C'est parce que l'on a tendance à ne lire que de la SFFF anglo-saxonne que j'avais envie de découvrir la SF espagnole. Tout comme j'aime découvrir la belge, la française, la suisse, l'allemande, etc. Pour des raisons économiques (chez les éditeurs), on reste centré sur la SFFF anglo-saxonne, mais il y a de très bons ateurs ailleurs également ! Dont certains sont à découvrir ici dedans.
A propos de l'anthologie "Dimension Espagne"
"Dimension Espagne" est une anthologie de SF espagnole présentée par Sylvie Miller. Outre la sélection des textes, celle-ci offre également une préface et une post-face intéressantes.
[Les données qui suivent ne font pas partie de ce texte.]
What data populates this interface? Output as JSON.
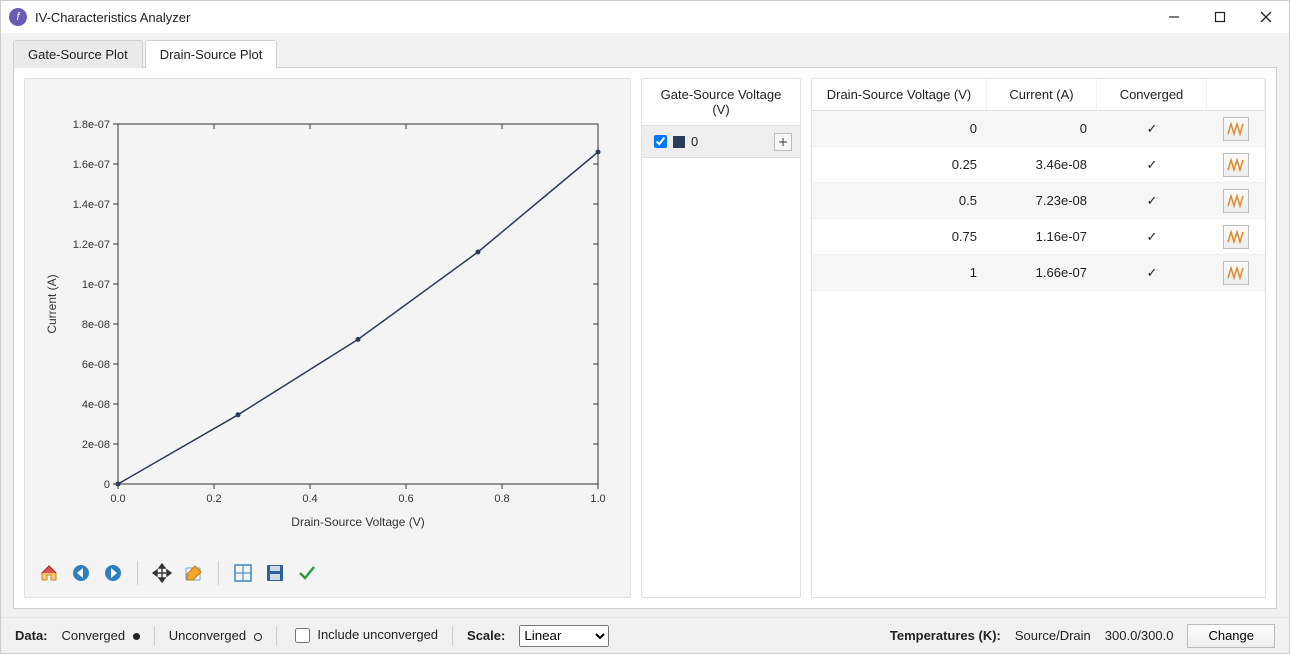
{
  "window": {
    "title": "IV-Characteristics Analyzer"
  },
  "tabs": [
    {
      "label": "Gate-Source Plot"
    },
    {
      "label": "Drain-Source Plot"
    }
  ],
  "active_tab": 1,
  "legend": {
    "title": "Gate-Source Voltage (V)",
    "items": [
      {
        "label": "0",
        "checked": true,
        "color": "#2b3b5c"
      }
    ]
  },
  "table": {
    "columns": [
      "Drain-Source Voltage (V)",
      "Current (A)",
      "Converged"
    ],
    "rows": [
      {
        "v": "0",
        "i": "0",
        "converged": "✓"
      },
      {
        "v": "0.25",
        "i": "3.46e-08",
        "converged": "✓"
      },
      {
        "v": "0.5",
        "i": "7.23e-08",
        "converged": "✓"
      },
      {
        "v": "0.75",
        "i": "1.16e-07",
        "converged": "✓"
      },
      {
        "v": "1",
        "i": "1.66e-07",
        "converged": "✓"
      }
    ]
  },
  "chart_data": {
    "type": "line",
    "xlabel": "Drain-Source Voltage (V)",
    "ylabel": "Current (A)",
    "xlim": [
      0.0,
      1.0
    ],
    "ylim": [
      0,
      1.8e-07
    ],
    "x_ticks": [
      "0.0",
      "0.2",
      "0.4",
      "0.6",
      "0.8",
      "1.0"
    ],
    "y_ticks": [
      "0",
      "2e-08",
      "4e-08",
      "6e-08",
      "8e-08",
      "1e-07",
      "1.2e-07",
      "1.4e-07",
      "1.6e-07",
      "1.8e-07"
    ],
    "series": [
      {
        "name": "0",
        "color": "#2b3b5c",
        "x": [
          0,
          0.25,
          0.5,
          0.75,
          1.0
        ],
        "y": [
          0,
          3.46e-08,
          7.23e-08,
          1.16e-07,
          1.66e-07
        ]
      }
    ]
  },
  "toolbar": {
    "home": "Home",
    "back": "Back",
    "forward": "Forward",
    "pan": "Pan",
    "edit": "Edit",
    "subplots": "Subplots",
    "save": "Save",
    "check": "Apply"
  },
  "status": {
    "data_label": "Data:",
    "converged": "Converged",
    "unconverged": "Unconverged",
    "include_unconverged": "Include unconverged",
    "scale_label": "Scale:",
    "scale_value": "Linear",
    "temps_label": "Temperatures (K):",
    "temps_sub": "Source/Drain",
    "temps_value": "300.0/300.0",
    "change_btn": "Change"
  }
}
Au travers de cet ouvrage, on découvre d'excellents (et moins bons) textes des auteurs suivant : Juan Miguel Aguilera (La forêt de glace, Dernière visite avant le Christ, Voyage
au centre de l'univers), Elia Barceló (Les réapparus), Victor Conde (Le fil de l'épée de bois), Daniel Mares (Champs d'automne), Rafael Marín (Mein Führer), Rodolfo Martínez (Il traverse le désert, La route), Eduardo Vaquerizo (Les chemins du rêve, Une Terre pleine de questions).
De la SF qui nous emmène dans l'espace mais aussi à travers temps, parfois teintée de fantastique ou de poésie, parfois d'humour ou de réflexions intéressantes.
Mon avis sur l'anthologie
Dans l'ensemble, cette anthologie est très agréable à lire. D'autant plus qu'elle permet de découvrir une SF européenne autre qu'anglo-saxonne ou francophone. Et c'est vraiment quelque chose que je trouve très intéressant bien que surement peu vendeur.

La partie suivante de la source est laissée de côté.